The veteran French-Polish director’s latest movie, a box office hit in France, is up for 12 nominations, including best film and best director, at France’s equivalent of the Oscars.

Polanski, 86, who fled the United States for France in the late 1970s after admitting raping a 13-year-old girl and faces more recent allegations of sexual assault, had already said he would not attend the ceremony, fearing a “public lynching”.

Polanski’s nominations have split opinion in France, a country where the #MeToo movement against sexual harassment has struggled to gain traction.

Feminists, numerous actresses and swathes of the public reacted with outrage after Polanski’s film emerged as a favorite to win best movie, prompting the management of the Cesar Academy to resign en masse earlier this month.

“It would send a bad message,” Culture Minister Franck Riester told franceinfo radio when asked about the prospect of Polanski scooping best director. The film, based on a novel by British author Robert Harris, chronicles the persecution of French Jewish army officer Alfred Dreyfus in the 1890s.

But producer Alain Goldman later criticized Riester for making a “damning statement” without knowing the outcome of the secret vote for the Cesar Awards.

“Alas, despite the film’s 12 nominations at the 2020 awards, we have witnessed a surge in misplaced and violent comments and actions,” Goldman said.


Adele Haenel, who in late 2019 said she had been abused by another director as a child, told the New York Times that France had “missed the boat” on #MeToo and criticized the Cesar Awards for honoring Polanski.

“Distinguishing Polanski is spitting in the face of all victims.
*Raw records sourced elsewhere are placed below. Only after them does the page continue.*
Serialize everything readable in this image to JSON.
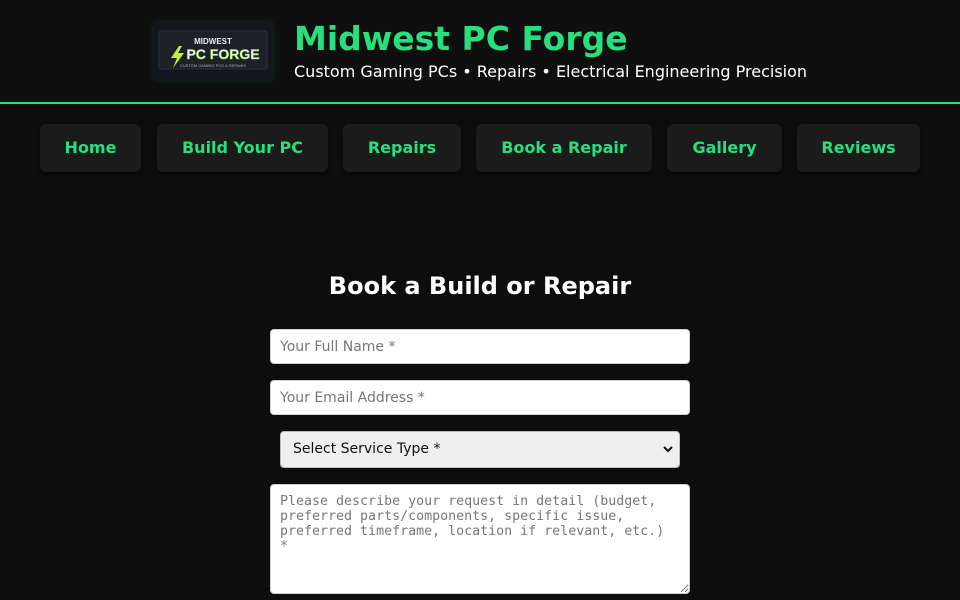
{
  "header": {
    "logo": {
      "line1": "MIDWEST",
      "line2": "PC FORGE",
      "line3": "CUSTOM GAMING PCS & REPAIRS",
      "icon": "lightning-bolt-icon"
    },
    "title": "Midwest PC Forge",
    "tagline": "Custom Gaming PCs • Repairs • Electrical Engineering Precision"
  },
  "nav": {
    "items": [
      {
        "label": "Home"
      },
      {
        "label": "Build Your PC"
      },
      {
        "label": "Repairs"
      },
      {
        "label": "Book a Repair"
      },
      {
        "label": "Gallery"
      },
      {
        "label": "Reviews"
      }
    ]
  },
  "form": {
    "title": "Book a Build or Repair",
    "name_placeholder": "Your Full Name *",
    "name_value": "",
    "email_placeholder": "Your Email Address *",
    "email_value": "",
    "service_selected": "Select Service Type *",
    "details_placeholder": "Please describe your request in detail (budget, preferred parts/components, specific issue, preferred timeframe, location if relevant, etc.) *",
    "details_value": ""
  },
  "colors": {
    "accent": "#25e07c",
    "background": "#0d0d0d",
    "header_background": "#0f0f0f",
    "nav_button": "#1b1b1b",
    "text": "#ffffff"
  }
}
It means raping women isn’t that bad.”

Polanski said he would not attend the ceremony because “activists are already threatening me with a public lynching”.

French photographer Valentine Monnier last year accused Polanski of raping her in 1975 when she was an 18-year-old model and actress. Polanski has denied the accusation.

Critics of the #MeToo movement in France say it is puritanical and fueled by a hated of men.

Ahead of the Cesars, former French film star Brigitte Bardot rallied support for Polanski.